There are some books that you know will be important from the first page. Sometimes it's the subject matter, sometimes it's the author, and sometimes it's the sheer mesmerism of the language. With The Deep, it's all of those and more. It's astonishing to me that no one has thought to tell the story of the slaves thrown into the sea, but then, I can think of few people better than Rivers Solomon to do that telling. Her voice is so strong and yet so tender, and her prose is so clear and yet so rapturous. From start to finish, this book sings.
Yetu’s voice, raw with agony, leads the choir. She is the Historian, the repository for the collective memories of the wajinru, fierce mermaid-like creatures who live in the deep sea. They were the children born in the water from pregnant slaves thrown overboard, given tails and fins by the ocean, nursed by whales to maturity. The earliest wajinru did not want their children to bear the burden of grief, but also did not want to forget the lessons of the past. Thus they made a single person the Historian, a living repository of their stories, and instructed that person to share those visceral memories only once a year. But the problem with the past is that it just keeps on accumulating. The current Historian, Yetu, now staggers under the weight of what she knows—and what the others do not.
This book sets up two distinct axes, one the spectrum between individual and community, and the other between the past and the present. I could say “between remembering and forgetting,” but the memories Yetu contains are so potent that the present drops away entirely, and the past consumes all. Due to her extraordinary sensitivities, Yetu is particularly susceptible to this effect, and the book opens with her having lost a large chunk of time as she wandered insensate, thinking she was in the past. She barely eats and wanders into dangerous places: the memories are slowly killing her. But what is worth more, her own survival, or the traditions of her people?
The heart of the story has elements of The Giver and “The Ones Who Walk Away from Omelas,” with Yetu as Jonas or the child scapegoat respectively. The important differences are that, unlike “The Ones Who Walk Away from Omelas,” the rest of the community does not want Yetu to suffer. They celebrate her with gifts, do their best to respect what they see as her strangeness, and try to make a place of honor for her. And unlike The Giver, the community is not artificially suppressing individual memories or feelings.

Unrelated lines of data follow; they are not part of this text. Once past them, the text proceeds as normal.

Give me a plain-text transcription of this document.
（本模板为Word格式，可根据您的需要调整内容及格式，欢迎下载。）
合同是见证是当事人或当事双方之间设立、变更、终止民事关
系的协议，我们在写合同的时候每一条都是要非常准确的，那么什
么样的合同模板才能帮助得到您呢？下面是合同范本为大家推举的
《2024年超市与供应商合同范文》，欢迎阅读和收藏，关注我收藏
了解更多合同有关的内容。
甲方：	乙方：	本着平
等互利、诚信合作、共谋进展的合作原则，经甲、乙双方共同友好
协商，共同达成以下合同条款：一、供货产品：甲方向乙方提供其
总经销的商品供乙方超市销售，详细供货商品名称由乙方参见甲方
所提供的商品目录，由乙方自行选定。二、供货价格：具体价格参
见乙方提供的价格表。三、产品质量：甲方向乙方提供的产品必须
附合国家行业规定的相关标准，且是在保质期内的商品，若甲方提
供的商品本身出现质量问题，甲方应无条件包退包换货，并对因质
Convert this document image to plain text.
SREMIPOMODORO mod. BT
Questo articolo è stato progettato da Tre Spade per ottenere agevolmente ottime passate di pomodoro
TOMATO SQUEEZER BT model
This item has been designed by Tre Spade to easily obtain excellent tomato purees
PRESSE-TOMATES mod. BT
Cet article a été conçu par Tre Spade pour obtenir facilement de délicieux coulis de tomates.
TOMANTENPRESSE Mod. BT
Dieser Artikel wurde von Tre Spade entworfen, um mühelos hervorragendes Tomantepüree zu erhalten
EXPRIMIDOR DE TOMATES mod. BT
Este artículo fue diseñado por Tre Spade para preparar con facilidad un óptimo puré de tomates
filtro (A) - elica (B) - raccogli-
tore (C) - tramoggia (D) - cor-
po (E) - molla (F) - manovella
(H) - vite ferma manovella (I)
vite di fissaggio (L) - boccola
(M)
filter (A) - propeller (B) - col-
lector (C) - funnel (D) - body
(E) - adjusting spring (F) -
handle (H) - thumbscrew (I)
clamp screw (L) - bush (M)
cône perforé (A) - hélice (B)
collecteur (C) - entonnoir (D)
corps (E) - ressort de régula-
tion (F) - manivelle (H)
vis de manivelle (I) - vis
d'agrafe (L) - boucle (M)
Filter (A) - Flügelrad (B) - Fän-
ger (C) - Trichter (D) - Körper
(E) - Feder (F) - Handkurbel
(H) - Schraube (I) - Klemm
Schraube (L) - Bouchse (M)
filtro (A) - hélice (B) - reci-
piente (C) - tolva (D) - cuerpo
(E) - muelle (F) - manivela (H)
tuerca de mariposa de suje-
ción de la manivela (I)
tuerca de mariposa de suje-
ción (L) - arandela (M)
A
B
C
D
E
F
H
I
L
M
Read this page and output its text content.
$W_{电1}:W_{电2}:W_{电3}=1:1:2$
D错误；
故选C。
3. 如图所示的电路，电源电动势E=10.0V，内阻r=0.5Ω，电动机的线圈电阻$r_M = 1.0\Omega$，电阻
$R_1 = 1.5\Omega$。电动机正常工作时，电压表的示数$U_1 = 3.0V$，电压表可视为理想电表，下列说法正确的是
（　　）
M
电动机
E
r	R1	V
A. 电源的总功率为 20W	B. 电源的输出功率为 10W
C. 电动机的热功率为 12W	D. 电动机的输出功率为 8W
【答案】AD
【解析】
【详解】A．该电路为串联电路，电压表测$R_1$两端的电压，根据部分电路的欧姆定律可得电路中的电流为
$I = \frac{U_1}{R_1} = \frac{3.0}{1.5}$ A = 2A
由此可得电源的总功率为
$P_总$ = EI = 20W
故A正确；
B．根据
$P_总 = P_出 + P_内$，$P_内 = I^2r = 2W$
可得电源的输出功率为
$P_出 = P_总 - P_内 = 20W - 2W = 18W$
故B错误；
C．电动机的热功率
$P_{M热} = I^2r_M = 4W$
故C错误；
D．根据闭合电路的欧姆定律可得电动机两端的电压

Every wajinru is able to recall the facts of their own lives and feel the full range and depth of emotions. What they reject (on a day-to-day basis) is ancestral history, and communal emotion. Their collective origins are so tragic, so brutal, that to remember is to get sucked into the ever-tightening spirals of rage and grief.
The wajinru and Yetu may speak the same language, but they lack a common understanding. Part of this is the wajinru’s inability to perceive suffering. Because they live unburdened the weight of the past, their capacity for empathy is diminished. Part of it is also Yetu’s difficulty with communication. Because she was given the memories at such a young age, she didn’t fully develop her sense of self or her communication skills. Her heightened bioelectric sensitivity (which reads a bit like autism spectrum sensitivity) even makes the ocean currents abrasive to her skin. With so much of the world already overwhelming, finding the words to convince others of her complex pain is daunting.
This gap in communication even among such a loving community is a powerful reminder that even well-meaning inequality is still inequality. The wajinru can’t stop calling the title of Historian an honor; Yetu can’t call it anything other than a torture. The linguistic difficulties get at deeper issues of empathy, and of emotional labor. Expecting one person to do the emotional labor of an entire community might make philosophical sense in a kind of “trolley problem” way, but it’s not an ethical solution if there is a third way forward that doesn’t privilege either the group or the individual.
Yetu journeys very far to find a new way forward, one that does not rely on her continual self sacrifice for the benefit of the group, but also one that permits the wajinru to mitigate the burden of their history. It’s a journey of self-discovery but also one that never loses sight of those two critical axes, self and present, community and past. Yetu needs all four to reach a greater peace for herself and the wajinru, and the way she finds it is just as complex and beautiful as you would hope.